Some Complaints for Patent Infringement Easily Fail Under Iqbal and Twombley

By Charles Bieneman

Categories: Patent Civil Procedure, The Software IP Report

Here is an example of how the abnegation of Form 18 of the Federal Rules of Civil Procedure is changing patent litigation.  In Mike Murphy’s Enters. v. Fineline Indus., LLC, No. 1:16-cv-784-LJO-SAB (E.D. Cal. Aug. 4 2016), the court granted a Rule12(b)(6) motion and dismissed the plaintiff’s complaint alleging infringement of United States Patent No. 6,234,099, stating that the plaintiff would have one chance to amend.

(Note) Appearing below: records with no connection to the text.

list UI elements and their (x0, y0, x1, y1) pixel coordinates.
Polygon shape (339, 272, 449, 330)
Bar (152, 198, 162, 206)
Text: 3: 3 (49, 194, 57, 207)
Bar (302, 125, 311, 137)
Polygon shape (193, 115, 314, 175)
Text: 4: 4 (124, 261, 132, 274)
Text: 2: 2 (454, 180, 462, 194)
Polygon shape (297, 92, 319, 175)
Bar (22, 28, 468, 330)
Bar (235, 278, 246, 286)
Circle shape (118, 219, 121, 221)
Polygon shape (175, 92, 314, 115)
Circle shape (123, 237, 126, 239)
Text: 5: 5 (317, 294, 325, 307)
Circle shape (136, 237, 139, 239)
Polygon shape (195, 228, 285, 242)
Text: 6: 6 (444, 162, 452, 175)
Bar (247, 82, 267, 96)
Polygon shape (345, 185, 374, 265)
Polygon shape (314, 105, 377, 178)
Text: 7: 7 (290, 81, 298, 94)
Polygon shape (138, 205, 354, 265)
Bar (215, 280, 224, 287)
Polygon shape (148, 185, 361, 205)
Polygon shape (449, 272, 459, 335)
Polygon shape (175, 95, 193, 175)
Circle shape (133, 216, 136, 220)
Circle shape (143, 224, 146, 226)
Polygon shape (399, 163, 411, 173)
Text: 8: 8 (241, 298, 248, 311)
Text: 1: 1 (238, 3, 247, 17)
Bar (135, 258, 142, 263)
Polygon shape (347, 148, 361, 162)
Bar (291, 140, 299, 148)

Relying on Bell Atl. Corp. v. Twombly, 550 U.S. 544 (2007), and Ashcroft v. Iqbal, 556 U.S. 662 (2009), the sum and total of the court’s analysis was as follows:

[Plaintiff] MMEI’s complaint is woefully insufficient to state a claim for patent infringement. MMEI provides no facts to explain in any detail how Fineline allegedly infringed the ‘099 Patent. MMEI simply alleges that Fineline’s products did so without any explanation. “Merely naming a product and providing a conclusory statement that it infringes a patent is insufficient to meet the ‘plausibility’ standard set forth in Twombly and Iqbal.” Medsquire LLC v. Spring Med. Sys., Inc., No. 2:11-cv-4504-JHN-PLA, 2011 U.S. Dist. LEXIS 107416, 2011 WL 4101093, at *3 (C.D. Cal. Aug. 31, 2011). MMEI’s patent infringement claim therefore fails. MMEI’s opposition—the substance of which is two paragraphs long and makes no argument beyond stating in a wholly conclusory manner that MMEI has stated a patent infringement claim—does not alter this conclusion.